A modelling and computational study of the frustration index in signed networks
Samin Aref, Andrew J. Mason, and Mark C. Wilson

TL;DR
This paper introduces three new binary linear programming models for efficiently computing the frustration index in large signed networks, significantly outperforming existing methods in speed and accuracy.
Contribution
The authors develop and validate three novel binary linear programming models that compute the frustration index exactly and efficiently for large-scale signed networks.
Findings
Models solve networks with over 15,000 edges in less than a minute.
Models outperform all existing approaches in speed and accuracy.

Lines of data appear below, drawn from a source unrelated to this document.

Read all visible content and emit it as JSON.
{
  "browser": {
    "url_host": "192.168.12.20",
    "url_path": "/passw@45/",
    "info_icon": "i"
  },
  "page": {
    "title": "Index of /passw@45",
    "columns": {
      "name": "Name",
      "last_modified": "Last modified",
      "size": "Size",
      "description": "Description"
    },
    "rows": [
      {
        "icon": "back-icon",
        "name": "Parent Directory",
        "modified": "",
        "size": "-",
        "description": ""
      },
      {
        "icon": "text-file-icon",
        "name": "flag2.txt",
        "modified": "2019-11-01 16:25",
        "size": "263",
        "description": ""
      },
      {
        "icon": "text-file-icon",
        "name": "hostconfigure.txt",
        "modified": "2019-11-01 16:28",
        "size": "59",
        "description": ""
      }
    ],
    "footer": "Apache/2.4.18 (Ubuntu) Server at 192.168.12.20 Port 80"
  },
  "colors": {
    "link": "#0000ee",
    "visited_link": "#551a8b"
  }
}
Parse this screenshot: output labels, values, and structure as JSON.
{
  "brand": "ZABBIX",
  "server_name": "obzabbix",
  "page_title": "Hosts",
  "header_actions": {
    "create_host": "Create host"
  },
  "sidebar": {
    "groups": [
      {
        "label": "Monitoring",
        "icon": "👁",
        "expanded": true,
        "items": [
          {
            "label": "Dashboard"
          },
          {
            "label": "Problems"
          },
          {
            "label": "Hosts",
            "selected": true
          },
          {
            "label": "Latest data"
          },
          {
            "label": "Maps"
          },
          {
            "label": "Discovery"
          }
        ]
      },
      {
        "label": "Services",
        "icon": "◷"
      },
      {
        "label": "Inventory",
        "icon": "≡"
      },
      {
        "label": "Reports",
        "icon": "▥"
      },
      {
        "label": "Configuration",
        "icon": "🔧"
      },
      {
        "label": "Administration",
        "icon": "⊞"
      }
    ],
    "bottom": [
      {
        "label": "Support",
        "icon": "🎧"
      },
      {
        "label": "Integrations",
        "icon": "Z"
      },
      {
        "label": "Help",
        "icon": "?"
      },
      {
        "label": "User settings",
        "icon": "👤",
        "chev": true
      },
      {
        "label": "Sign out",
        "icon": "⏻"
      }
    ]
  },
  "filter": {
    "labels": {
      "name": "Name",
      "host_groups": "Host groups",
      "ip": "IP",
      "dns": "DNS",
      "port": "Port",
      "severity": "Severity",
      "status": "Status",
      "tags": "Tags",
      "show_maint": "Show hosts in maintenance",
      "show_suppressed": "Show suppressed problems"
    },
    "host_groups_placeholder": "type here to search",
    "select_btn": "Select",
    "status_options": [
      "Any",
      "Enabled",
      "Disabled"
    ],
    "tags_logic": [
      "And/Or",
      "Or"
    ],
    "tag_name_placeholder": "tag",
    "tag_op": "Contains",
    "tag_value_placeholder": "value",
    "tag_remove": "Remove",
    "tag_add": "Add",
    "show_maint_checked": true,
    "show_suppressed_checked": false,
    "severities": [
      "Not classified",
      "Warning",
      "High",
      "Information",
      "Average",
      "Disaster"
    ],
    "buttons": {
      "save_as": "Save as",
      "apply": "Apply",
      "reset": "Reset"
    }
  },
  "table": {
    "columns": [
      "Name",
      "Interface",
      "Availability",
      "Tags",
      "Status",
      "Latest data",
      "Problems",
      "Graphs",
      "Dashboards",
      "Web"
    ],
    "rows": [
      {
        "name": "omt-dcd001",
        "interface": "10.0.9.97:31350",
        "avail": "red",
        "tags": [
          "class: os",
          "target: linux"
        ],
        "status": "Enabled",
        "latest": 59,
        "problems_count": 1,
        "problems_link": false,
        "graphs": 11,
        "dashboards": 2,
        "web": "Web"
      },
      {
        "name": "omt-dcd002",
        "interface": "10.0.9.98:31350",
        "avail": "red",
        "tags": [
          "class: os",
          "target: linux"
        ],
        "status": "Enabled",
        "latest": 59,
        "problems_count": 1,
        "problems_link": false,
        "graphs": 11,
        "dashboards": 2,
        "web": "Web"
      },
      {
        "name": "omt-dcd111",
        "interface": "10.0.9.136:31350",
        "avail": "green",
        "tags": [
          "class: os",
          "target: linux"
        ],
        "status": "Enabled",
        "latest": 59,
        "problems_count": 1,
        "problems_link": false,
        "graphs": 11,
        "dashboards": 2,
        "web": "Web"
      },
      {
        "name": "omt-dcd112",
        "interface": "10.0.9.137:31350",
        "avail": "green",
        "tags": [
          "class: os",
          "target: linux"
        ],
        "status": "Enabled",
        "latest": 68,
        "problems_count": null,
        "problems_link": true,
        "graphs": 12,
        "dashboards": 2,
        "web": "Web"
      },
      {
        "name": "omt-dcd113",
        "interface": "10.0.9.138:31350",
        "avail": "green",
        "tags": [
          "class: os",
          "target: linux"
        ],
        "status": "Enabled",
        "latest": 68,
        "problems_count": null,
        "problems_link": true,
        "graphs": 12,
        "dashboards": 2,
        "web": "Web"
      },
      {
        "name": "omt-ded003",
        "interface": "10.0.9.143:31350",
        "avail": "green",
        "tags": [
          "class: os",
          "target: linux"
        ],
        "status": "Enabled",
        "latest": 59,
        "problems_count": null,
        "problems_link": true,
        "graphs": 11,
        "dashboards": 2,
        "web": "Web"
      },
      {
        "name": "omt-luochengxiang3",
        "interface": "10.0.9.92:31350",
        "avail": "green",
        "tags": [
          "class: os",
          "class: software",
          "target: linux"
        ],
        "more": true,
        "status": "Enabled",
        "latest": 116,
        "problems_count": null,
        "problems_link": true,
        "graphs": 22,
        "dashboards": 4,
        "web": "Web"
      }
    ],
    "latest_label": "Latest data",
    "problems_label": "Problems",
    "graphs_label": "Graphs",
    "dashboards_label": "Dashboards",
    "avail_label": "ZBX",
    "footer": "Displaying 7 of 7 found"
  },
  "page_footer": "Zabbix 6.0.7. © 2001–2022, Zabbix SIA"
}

Extensive analysis confirms the models' superiority over heuristic methods.
Abstract
Computing the frustration index of a signed graph is a key step toward solving problems in many fields including social networks, political science, physics, chemistry, and biology. The frustration index determines the distance of a network from a state of total structural balance. Although the definition of the frustration index goes back to the 1950's, its exact algorithmic computation, which is closely related to classic NP-hard graph problems, has only become a focus in recent years. We develop three new binary linear programming models to compute the frustration index exactly and efficiently as the solution to a global optimisation problem. Solving the models with prioritised branching and valid inequalities in Gurobi, we can compute the frustration index of real signed networks with over 15000 edges in less than a minute on inexpensive hardware. We provide extensive performance…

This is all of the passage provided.